For IEBC to reduce its trigger value, it needs to change fast. First, it needs to make sure that all the electronic safeguards work well. There is no room for another “system failure” excuse, or that the gadgets run out of battery. The EVIDs must be linked to the central register, ticking off people as they are thumb-printed so that no ghosts vote mysteriously.
IEBC also needs to make public the final register, as well as the KPMG audit immediately. And we all need to make sure that there are no dead voters on the register, and that typing zero or non-existent ID numbers does not bring up names of alleged voters. In fact, if the EVIDs work as they should, given their massive cost, there should be no further need for ID cards and passports as voter identification items.
Also, the IEBC must ensure that every polling station — whose results can’t be changed — has enough light during the counting, whether that is KPLC power or by using rechargeable spotlights that turn the night into day.
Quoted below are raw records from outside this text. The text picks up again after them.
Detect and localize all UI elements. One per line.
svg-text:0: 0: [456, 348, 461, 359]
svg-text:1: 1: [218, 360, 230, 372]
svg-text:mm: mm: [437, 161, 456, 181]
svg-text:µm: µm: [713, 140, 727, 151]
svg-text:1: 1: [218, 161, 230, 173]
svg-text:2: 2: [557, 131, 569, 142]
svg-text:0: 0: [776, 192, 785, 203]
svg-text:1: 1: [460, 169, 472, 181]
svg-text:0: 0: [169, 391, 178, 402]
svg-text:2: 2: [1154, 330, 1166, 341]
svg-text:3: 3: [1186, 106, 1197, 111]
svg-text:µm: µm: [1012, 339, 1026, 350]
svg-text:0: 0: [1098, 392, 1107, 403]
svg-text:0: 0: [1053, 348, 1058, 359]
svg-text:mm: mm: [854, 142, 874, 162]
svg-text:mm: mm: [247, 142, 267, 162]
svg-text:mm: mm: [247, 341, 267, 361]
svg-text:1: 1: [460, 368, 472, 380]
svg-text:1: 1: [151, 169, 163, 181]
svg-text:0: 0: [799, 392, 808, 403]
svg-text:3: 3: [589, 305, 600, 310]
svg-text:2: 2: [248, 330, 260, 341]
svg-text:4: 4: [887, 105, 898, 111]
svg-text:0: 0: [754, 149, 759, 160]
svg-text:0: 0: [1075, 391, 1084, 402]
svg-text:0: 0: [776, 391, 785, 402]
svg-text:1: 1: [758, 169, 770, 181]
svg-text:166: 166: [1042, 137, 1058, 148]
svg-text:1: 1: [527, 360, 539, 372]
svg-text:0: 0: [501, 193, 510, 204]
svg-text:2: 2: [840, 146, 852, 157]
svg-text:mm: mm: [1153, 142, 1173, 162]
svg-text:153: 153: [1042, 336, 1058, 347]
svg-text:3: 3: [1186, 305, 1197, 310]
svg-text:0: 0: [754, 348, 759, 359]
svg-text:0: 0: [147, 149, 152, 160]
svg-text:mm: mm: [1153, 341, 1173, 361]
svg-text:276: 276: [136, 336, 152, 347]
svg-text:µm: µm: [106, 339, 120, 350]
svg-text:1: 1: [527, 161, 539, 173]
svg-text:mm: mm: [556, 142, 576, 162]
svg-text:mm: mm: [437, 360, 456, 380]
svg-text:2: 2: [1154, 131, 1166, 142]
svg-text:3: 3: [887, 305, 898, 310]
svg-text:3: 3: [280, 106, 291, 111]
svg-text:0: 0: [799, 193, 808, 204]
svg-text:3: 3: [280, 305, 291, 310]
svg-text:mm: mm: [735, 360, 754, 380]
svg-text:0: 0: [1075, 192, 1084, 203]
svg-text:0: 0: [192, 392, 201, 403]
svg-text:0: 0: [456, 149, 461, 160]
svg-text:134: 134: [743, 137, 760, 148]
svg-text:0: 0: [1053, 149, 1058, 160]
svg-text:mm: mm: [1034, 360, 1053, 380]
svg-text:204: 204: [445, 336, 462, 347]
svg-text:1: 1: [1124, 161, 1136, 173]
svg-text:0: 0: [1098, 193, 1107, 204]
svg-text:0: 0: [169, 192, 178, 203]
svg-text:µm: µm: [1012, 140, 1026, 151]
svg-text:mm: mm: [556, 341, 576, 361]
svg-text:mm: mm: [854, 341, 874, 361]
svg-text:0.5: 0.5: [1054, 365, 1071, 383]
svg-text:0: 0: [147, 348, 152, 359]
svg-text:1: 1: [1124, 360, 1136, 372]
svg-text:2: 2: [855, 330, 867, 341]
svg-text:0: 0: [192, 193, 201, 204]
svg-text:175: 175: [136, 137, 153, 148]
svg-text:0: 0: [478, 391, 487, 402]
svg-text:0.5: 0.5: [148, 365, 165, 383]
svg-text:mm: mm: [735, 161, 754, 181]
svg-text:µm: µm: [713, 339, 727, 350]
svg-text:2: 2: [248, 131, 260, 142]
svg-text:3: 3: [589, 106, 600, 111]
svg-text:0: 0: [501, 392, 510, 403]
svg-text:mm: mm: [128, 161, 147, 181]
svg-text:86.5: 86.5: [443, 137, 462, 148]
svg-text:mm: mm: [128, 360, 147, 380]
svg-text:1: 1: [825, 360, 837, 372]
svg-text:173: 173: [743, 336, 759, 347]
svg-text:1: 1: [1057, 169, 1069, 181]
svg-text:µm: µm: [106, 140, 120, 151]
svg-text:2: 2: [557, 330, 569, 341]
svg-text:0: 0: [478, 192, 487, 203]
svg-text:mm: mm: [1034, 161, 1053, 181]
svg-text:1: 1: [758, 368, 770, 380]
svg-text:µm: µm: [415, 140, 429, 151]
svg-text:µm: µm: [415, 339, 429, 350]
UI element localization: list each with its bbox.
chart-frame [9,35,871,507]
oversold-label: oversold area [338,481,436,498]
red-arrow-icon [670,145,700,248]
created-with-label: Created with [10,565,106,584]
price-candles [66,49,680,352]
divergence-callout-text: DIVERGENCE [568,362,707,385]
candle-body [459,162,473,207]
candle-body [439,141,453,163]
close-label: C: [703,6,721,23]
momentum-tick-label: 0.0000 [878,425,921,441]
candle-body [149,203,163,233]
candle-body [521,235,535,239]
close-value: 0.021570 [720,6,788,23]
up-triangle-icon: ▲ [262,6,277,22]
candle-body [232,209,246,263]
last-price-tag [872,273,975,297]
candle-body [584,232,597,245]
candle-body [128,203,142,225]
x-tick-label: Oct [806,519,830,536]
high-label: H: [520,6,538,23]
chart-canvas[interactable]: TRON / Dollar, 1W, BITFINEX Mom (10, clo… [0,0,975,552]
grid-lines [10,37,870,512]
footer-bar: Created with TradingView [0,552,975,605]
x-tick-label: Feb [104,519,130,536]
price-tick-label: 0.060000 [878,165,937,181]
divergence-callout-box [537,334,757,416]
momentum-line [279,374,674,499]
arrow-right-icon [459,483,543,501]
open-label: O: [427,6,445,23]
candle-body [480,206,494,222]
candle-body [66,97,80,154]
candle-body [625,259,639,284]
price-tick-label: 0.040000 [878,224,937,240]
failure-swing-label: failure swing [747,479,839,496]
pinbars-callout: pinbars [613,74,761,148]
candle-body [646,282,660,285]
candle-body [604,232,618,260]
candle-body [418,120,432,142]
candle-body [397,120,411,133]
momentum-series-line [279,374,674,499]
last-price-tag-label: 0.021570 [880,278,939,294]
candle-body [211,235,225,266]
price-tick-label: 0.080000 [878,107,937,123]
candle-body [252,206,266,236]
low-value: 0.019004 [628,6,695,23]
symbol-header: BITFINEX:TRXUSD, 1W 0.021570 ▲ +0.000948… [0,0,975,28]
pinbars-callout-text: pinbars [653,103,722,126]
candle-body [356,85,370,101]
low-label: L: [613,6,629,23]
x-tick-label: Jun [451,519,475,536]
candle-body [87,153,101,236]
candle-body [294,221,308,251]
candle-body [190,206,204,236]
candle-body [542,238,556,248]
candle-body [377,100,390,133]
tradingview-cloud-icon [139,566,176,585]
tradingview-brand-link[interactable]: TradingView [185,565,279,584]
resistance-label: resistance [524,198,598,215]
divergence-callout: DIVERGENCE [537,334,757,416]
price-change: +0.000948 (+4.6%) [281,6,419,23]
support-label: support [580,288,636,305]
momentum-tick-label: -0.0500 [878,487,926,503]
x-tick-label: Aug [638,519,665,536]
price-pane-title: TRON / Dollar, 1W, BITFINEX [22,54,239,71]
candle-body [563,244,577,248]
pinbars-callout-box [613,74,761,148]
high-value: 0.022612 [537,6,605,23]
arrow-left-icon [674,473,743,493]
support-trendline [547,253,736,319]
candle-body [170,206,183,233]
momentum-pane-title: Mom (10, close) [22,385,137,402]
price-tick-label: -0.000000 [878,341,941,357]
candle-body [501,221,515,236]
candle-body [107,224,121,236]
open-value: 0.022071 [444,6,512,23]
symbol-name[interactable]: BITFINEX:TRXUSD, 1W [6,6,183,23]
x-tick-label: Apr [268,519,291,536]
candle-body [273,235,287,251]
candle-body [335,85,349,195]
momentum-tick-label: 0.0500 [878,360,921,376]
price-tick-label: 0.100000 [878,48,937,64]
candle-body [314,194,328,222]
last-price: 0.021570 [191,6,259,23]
Torches and lights from cell phones will not be acceptable and darkness will likely be taken as a sign of dubious shenanigans.
And because results are now final at the polling stations, IEBC should accredit enough independent observers so that every polling station has at least two independent observers in addition to the party agents.
The second important threat to peace is the police. According to IMLU, Kenyans are four times more likely to be killed by security forces than by thugs — something we share with conflict countries — and impunity reigns.
Though antithetical to their DNA, the police must allow people to protest or celebrate peacefully. They should learn de-escalation technics for dealing with crowds and should facilitate protesters expressing their constitutional rights non-violently. The old ways of intimidation, indiscriminate use of force and forced dispersal only lead to more violence and chaos. Remember, too, that in 2008 there were more fatalities and injuries from the police than from ‘ethnic’ violence.
Finally, the Jubilee regime must ensure that the Internet, media and cellular services are not disrupted even for a minute. Even a real technical error could spike tensions irretrievably. The regime should stop abusing and misusing public resources for campaigning, as that sends the message that it will stop at nothing — from blatantly breaking the law and cheating — to ensure it is declared the winner.
So as we fervently pray, march and meditate for peace, we should be asking for divine intervention where it is truly needed: for the IEBC, police and the Jubilee regime to get the divine grace, courage and fortitude to do the right thing and keep us safe, secure and stable. Only then can the promise of our constitution begin to flower.